Of the things you listed, only VMs have the potential of benefitting greatly from multithreading, but it depends largely of what you are doing within these VMs. Compiling can benefit as well, but it also depends very much on what kind of coding you are doing. Since we use dedicated regression test servers for integration tests and upwards, I never compile huge projects locally.
Other common reasons to get big multithreaded performance are rendering and compressing/decompressing or encoding/decoding.
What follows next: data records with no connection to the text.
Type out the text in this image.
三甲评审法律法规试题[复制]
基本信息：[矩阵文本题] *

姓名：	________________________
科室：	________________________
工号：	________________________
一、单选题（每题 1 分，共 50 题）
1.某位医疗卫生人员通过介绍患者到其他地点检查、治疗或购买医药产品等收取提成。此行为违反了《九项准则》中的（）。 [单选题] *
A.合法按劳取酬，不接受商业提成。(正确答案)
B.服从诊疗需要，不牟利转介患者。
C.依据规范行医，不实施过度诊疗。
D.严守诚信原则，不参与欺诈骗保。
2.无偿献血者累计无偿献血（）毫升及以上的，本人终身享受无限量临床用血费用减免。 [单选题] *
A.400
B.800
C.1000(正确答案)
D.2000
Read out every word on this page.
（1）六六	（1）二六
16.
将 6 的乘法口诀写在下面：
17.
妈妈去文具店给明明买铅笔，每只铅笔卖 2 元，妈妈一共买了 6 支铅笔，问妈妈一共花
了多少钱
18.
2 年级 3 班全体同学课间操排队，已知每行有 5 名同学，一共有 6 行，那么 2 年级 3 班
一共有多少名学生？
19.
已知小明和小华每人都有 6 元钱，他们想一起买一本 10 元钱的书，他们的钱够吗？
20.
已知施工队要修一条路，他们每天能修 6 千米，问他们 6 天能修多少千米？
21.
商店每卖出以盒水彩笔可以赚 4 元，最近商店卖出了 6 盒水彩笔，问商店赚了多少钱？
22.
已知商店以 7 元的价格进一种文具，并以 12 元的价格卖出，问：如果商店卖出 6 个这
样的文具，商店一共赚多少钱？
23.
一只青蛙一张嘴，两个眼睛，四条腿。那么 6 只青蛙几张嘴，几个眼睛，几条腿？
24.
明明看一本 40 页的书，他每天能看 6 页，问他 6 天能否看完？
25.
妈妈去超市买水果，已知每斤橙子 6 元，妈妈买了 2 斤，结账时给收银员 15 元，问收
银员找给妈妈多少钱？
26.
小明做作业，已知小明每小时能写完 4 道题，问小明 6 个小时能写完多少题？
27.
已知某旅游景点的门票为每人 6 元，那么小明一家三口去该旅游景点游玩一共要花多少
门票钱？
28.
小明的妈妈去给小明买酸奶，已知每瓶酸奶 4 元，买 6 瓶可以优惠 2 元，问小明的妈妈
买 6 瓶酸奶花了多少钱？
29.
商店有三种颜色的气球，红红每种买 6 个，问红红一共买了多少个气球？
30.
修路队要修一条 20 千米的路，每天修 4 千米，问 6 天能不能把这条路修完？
If you don't do these things on a relevant scale, I'd rather go with the i5.
 
Well, are you planning to do a lot of multi threaded things that could take a significant amount of time to finish?
If you can't tell now, you can take the i7 just to be sure or go with the option to upgrade the CPU somewhen down the road.
Of the things you listed, only VMs have the potential of benefitting greatly from multithreading, but it depends largely of what you are doing within these VMs. Compiling can benefit as well, but it also depends very much on what kind of coding you are doing. Since we use dedicated regression test servers for integration tests and upwards, I never compile huge projects locally.
Other common reasons to get big multithreaded performance are rendering and compressing/decompressing or encoding/decoding. If you don't do these things on a relevant scale, I'd rather go with the i5.

I do the occasional handbrake encoding from ISO, but I don't expect that to finish in a timely manner (usually a scripted night job). Coding is iOS & RoR, small scale though. I have an enterprise VM environment, but I like to have my own for a few uses. Some of my VM as of late are for: pentesting, threat sandbox, CM recipe targets, and various R&D.